Raising the Bar for System Availability

Print Friendly, PDF & Email

Rochna Dhand at SRK Headshot DayIn this special guest feature, Rochna Dhand, Director of Product Management at Nimble Storage, argues that a new standard has emerged that organizations must adopt to stay competitive: six-nines availability, or 99.9999 percent up-time. She examines the new standards, the challenges IT teams face from a reactive strategy to availability, and how a predictive approach can help reach a new level of availability. Rochna Dhand brings over 15 years of experience shaping early-stage groundbreaking technologies in the IT industry, at companies including Nimble Storage, VMware, Loudcloud (Opsware/HP) and SGI. She has served in engineering, product management and IT operations leadership roles. She holds a master’s in computer science form Clemson University and a bachelor’s in computer engineering from University of Mumbai.

In today’s fast-paced and competitive business environment, even a few seconds of delay to the up-time of business applications can have tangible consequences on organizations. These issues not only slow strategic decision-making, upend productivity and cause economic and competitive losses, but can also lead to customer dissatisfaction.

The previous standard for system and application availability used to be what the IT industry called “five-nines” – or applications were up and running 99.999 percent of the time. This expectation no longer cuts it for modern IT infrastructures. A new standard has emerged that organizations must adopt to stay competitive: six-nines availability, or 99.9999 percent uptime.

The up-time of critical business systems is particularly important for high stakes industries like finance, healthcare and service providers whose success relies upon quickly fulfilling customer needs.

As the bar for availability rises, IT organizations’ ability to meet it is diminishing. They are expected to do more with less. To make matters worse, application and IT infrastructure are becoming increasingly complex.

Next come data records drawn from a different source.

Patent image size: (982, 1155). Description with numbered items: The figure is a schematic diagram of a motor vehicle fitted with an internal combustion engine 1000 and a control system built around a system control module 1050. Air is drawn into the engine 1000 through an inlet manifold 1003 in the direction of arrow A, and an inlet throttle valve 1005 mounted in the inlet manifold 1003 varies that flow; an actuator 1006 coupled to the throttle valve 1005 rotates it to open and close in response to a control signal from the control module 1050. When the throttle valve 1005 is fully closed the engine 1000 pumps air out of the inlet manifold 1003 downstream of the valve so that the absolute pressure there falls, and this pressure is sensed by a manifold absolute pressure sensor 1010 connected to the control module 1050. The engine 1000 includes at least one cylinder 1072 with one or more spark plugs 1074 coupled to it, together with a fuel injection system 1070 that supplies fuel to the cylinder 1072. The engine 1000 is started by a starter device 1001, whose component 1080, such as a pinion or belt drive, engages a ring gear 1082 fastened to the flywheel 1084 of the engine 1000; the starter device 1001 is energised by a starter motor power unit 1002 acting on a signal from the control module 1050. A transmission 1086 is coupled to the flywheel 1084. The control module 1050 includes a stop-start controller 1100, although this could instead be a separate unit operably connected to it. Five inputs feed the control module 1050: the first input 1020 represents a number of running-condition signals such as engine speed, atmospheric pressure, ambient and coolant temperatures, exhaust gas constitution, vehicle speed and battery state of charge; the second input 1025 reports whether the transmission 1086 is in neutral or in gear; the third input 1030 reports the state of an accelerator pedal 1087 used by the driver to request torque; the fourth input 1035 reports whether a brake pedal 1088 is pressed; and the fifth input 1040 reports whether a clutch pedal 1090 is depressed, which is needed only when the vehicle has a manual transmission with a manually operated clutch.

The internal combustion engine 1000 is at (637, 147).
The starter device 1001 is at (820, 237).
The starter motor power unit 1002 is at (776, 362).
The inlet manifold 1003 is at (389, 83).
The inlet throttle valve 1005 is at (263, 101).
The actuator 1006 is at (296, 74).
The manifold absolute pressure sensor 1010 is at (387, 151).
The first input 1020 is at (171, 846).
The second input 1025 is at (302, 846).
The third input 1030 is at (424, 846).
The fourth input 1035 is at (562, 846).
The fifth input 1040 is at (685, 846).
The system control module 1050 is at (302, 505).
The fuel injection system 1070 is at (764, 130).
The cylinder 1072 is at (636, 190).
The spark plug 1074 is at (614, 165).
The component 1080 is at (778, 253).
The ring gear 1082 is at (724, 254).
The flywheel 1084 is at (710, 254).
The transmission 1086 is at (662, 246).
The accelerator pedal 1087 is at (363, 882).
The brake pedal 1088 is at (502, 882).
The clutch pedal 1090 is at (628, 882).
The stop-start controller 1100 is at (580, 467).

Even when budget permits, finding skilled personnel is difficult.

The Challenge with Being Reactive

The traditional approach to availability is inadequate for meeting these high standards.

It is reactive and inefficient. Further, once there is a disruption to availability it can take significant time, effort and skills to restore the system – all very precious commodities. It can even lead to a nonproductive blame game between owners of the different tiers of the application stack.

Today, ensuring availability involves designing redundancy across every part of the application stack – typically the hardware and software infrastructure, database tier, middle-ware tier and the top tier. The theory is that if a piece of software or hardware fails, other parts will take over. Some systems such as storage employ RAID and similar approaches. Here the data on the faulty component is constructing using information stored on other similar components. Further, each layer of the stack is monitored using raw health and performance data, often using separate monitoring systems. When an issues is detected, an alert is sent with no context of impact on the application and its availability.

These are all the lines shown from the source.